Step 1 (NH4)2HP04, water-soluble starch, NaHCO3, nitric acid and calcium nitrate solution are prepared. Step 2, putting the (NH4)2HP04 solution into a hydrothermal reaction container, adding water-soluble starch under stirring, adding a calcium nitrate solution and NaHCO3 under stirring after uniformly mixing, and adjusting the pH value to 5.1 by using a nitric acid solution. Then placing the hydrothermal reaction container containing the reaction liquid into a reaction kettle, gradually raising the temperature to 180 ℃ in a muffle furnace, keeping the temperature at 180 ℃ for reaction for 5 hours, and then naturally cooling.
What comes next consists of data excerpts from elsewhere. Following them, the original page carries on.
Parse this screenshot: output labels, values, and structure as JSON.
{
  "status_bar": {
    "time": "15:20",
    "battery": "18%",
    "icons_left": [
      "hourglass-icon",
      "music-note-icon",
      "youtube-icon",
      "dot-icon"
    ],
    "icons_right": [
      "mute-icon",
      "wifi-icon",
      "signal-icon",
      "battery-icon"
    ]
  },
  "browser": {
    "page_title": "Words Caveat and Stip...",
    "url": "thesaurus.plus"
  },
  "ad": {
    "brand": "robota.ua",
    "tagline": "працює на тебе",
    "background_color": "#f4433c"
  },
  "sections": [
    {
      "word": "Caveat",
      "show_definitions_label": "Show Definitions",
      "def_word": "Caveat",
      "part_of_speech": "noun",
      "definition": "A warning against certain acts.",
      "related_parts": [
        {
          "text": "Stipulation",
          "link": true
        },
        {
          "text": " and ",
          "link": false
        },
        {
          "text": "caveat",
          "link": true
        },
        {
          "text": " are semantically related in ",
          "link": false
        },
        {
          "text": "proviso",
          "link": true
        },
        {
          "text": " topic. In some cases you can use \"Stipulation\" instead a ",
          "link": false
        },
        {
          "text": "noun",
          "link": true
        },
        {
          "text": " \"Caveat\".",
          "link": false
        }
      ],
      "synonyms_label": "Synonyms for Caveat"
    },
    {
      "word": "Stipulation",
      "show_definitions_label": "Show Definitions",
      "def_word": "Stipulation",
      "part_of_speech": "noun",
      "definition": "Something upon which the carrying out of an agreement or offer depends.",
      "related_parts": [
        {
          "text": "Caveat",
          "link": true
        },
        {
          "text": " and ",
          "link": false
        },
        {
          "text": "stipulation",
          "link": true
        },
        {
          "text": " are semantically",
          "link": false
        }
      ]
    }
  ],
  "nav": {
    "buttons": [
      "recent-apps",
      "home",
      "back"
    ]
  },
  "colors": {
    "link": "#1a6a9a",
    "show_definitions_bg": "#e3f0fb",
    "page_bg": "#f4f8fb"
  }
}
And 3, centrifuging the mixture reacted in the step 2 to remove supernatant, washing solids with distilled water, centrifuging to remove supernatant, circulating for 3 times, drying the remaining solids after the supernatant is removed in an air environment of 50 ℃, putting the dried solids in a crucible, and calcining in a tubular furnace, wherein the heating reaction process comprises the following three steps:

A. controlling the temperature rise speed of 5 ℃/min, and treating the solid in an air environment at the temperature of not higher than 200 ℃ for 2 h;

B. controlling the temperature rise speed of 5 ℃/min, and treating the solid in an oxygen environment at 500-560 ℃ for 3 h;

C. naturally cooling to room temperature to obtain solid powder, namely the porous hydroxyapatite powder.

And 4, putting the sintered powder into a solution of the sodium polyaspartate, stirring at the rotating speed of 120rpm for 1 hour, taking out, and drying at 60 ℃.